I have heard that people visit Bukowski’s grave and pour beers and whisky onto it, and they leave beer and cigarettes as offerings to the late author. I thought how hard could it be to find his grave. There must be bottles all over it. I quickly discovered that Green Hills Cemetery is a big place, and all of the grave stones are flat, so it was not going to be easy to just find it. I saw a cemetery employee driving a golf cart and I stopped her. “Where is Bukowski’s grave?” I asked. “Hop in, I’ll take you to it,” she gladly said.
I got on the golf cart and she drove me up the hill.

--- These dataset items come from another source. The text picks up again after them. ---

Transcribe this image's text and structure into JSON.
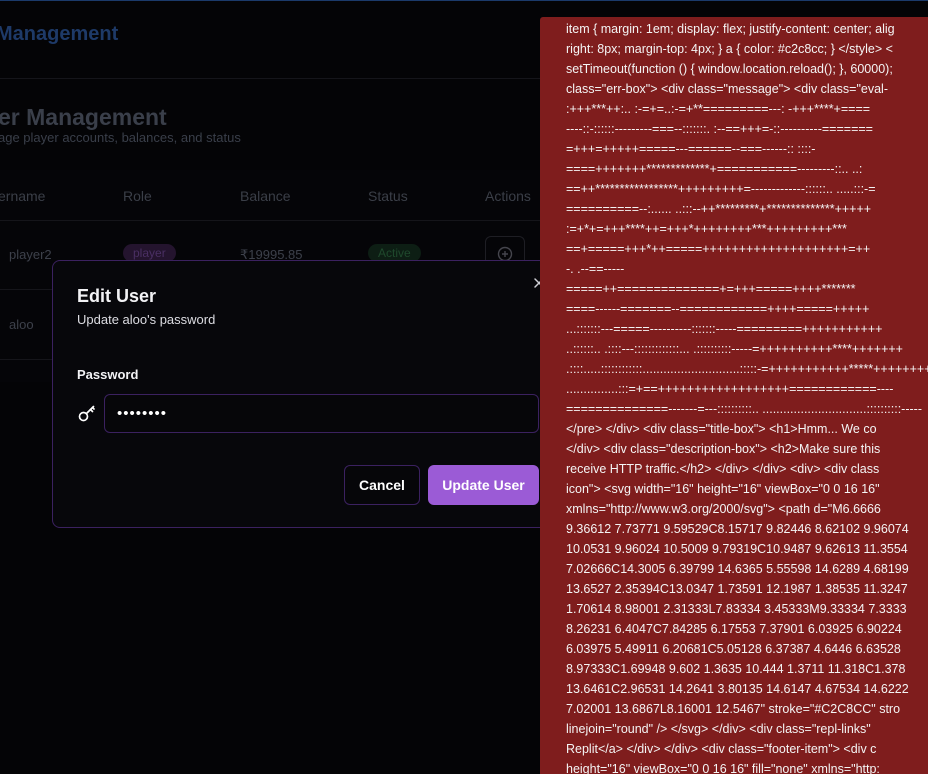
{
  "app": {
    "title": "Management"
  },
  "page": {
    "title": "er Management",
    "subtitle": "age player accounts, balances, and status"
  },
  "table": {
    "headers": [
      "ername",
      "Role",
      "Balance",
      "Status",
      "Actions"
    ],
    "rows": [
      {
        "username": "player2",
        "role": "player",
        "balance": "₹19995.85",
        "status": "Active"
      },
      {
        "username": "aloo"
      }
    ]
  },
  "icons": {
    "action": "plus-circle-icon",
    "close": "close-icon",
    "password": "key-icon"
  },
  "modal": {
    "title": "Edit User",
    "description": "Update aloo's password",
    "password_label": "Password",
    "password_value": "••••••••",
    "cancel_label": "Cancel",
    "submit_label": "Update User"
  },
  "colors": {
    "accent": "#9b5bd6",
    "error_bg": "#7f1d1d",
    "modal_border": "#3b2160"
  },
  "error_overlay": {
    "lines": [
      "item { margin: 1em; display: flex; justify-content: center; alig",
      "right: 8px; margin-top: 4px; } a { color: #c2c8cc; } </style> <",
      "setTimeout(function () { window.location.reload(); }, 60000);",
      "class=\"err-box\"> <div class=\"message\"> <div class=\"eval-",
      ":+++***++:.. :-=+=..:-=+**=========---: -+++****+====",
      "----::-::::::---------===--:::::::. :--==+++=-::----------=======",
      "=+++=+++++=====---======--===------:: ::::-",
      "====+++++++*************+===========---------::.. ..:",
      "==++*****************+++++++++=-------------::::::.. .....:::-=",
      "==========--:...... ..:::--++*********+**************+++++",
      ":=+*+=+++****++=+++*++++++++***+++++++++***",
      "==+=====+++*++=====++++++++++++++++++++=++",
      "-. .--==-----",
      "=====++==============+=+++=====++++*******",
      "====------=======--============++++=====+++++",
      "...:::::::---=====----------:::::::-----=========+++++++++++",
      "..::::::.. .::::---:::::::::::::... .::::::::::-----=++++++++++****+++++++",
      ".::::.....::::::::::::............................:::::-=+++++++++++*****++++++++=",
      "...............:::=+==++++++++++++++++++============----",
      "==============-------=---::::::::::.. ..............................::::::::::-----",
      "</pre> </div> <div class=\"title-box\"> <h1>Hmm... We co",
      "</div> <div class=\"description-box\"> <h2>Make sure this",
      "receive HTTP traffic.</h2> </div> </div> <div> <div class",
      "icon\"> <svg width=\"16\" height=\"16\" viewBox=\"0 0 16 16\"",
      "xmlns=\"http://www.w3.org/2000/svg\"> <path d=\"M6.6666",
      "9.36612 7.73771 9.59529C8.15717 9.82446 8.62102 9.96074",
      "10.0531 9.96024 10.5009 9.79319C10.9487 9.62613 11.3554",
      "7.02666C14.3005 6.39799 14.6365 5.55598 14.6289 4.68199",
      "13.6527 2.35394C13.0347 1.73591 12.1987 1.38535 11.3247",
      "1.70614 8.98001 2.31333L7.83334 3.45333M9.33334 7.3333",
      "8.26231 6.4047C7.84285 6.17553 7.37901 6.03925 6.90224",
      "6.03975 5.49911 6.20681C5.05128 6.37387 4.6446 6.63528",
      "8.97333C1.69948 9.602 1.3635 10.444 1.3711 11.318C1.378",
      "13.6461C2.96531 14.2641 3.80135 14.6147 4.67534 14.6222",
      "7.02001 13.6867L8.16001 12.5467\" stroke=\"#C2C8CC\" stro",
      "linejoin=\"round\" /> </svg> </div> <div class=\"repl-links\"",
      "Replit</a> </div> </div> <div class=\"footer-item\"> <div c",
      "height=\"16\" viewBox=\"0 0 16 16\" fill=\"none\" xmlns=\"http:"
    ]
  }
}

I asked her if a lot of people come to visit the grave and she said at least two a week, and from all over the world. She stopped at a hillside and pointed up the hill. “It’s right there where all of those beer bottles are,” she said. I couldn’t see any beer bottles, but acted as if I did. How hard could it be to find? She had pointed me in the general direction, so I thanked her and climbed up the hill looking for the headstone.
Well, thirty minutes later I still had not found the grave. I felt like Tuco in the final scene of the “Good, the Bad, and the Ugly.” There was even mariachi music playing from a funeral happening in another part of the cemetery. I walked up and down rows of headstones and could not see any beer bottles to save my life. I went further up the hill and ran into a section of the cemetery reserved for infants. I looked at the headstones and many of them had lived only one day. I shuddered at how sad that must be. Bukowski would not be here. There was a family nearby having a picnic on the cemetery grass. I could see the Vincent Thomas bridge in the distance and the Port of Los Angeles.
Los Angeles Writers Besides Bukowski
- Raymond Chandler
- Bret Easton Ellis
- John O’Brien
- Walter Mosley
- Sonny Donato
- Rob Neighbors
I walked back to the area where the girl had pointed and finally I saw the beer bottles! I thought there would be a whole case, but there were only two Sierra Nevada bottles and one sad can of Modelo, along with some cigarettes. I was expecting to see a whole case. I took a couple of pictures and sat at the grave site a moment and thought of the stories, poems and books I loved by Bukowski. The guy lived a good portion of his life in obscurity and poverty, yet he kept writing, and now people came from all over the world to visit his grave. That is immortality.
The headstone was in the direct sunlight, so I moved further up the hill and sat in the shade and reflected on what it meant to be an author. A car stopped at the bottom of the hill and two tattooed hipsters got out with a map in hand. They started roaming around looking for the grave. “It’s right there,” I said, pointing to the grave. They laughed and thanked me and they stood over it, paying their respects. I was a little resentful, that they showed up and I didn’t have Bukowski all to myself. I bid them farewell and walked back to my car. I texted the pictures of the grave to a friend of mine, and she asked me if I had left an offering. No, I hadn’t and she informed me I would have bad luck. “You took a selfi, but didn’t leave anything,” she said. Good point. I will be returning with a pint of whiskey, a six pack, and pack of smokes for Hank, ASAP.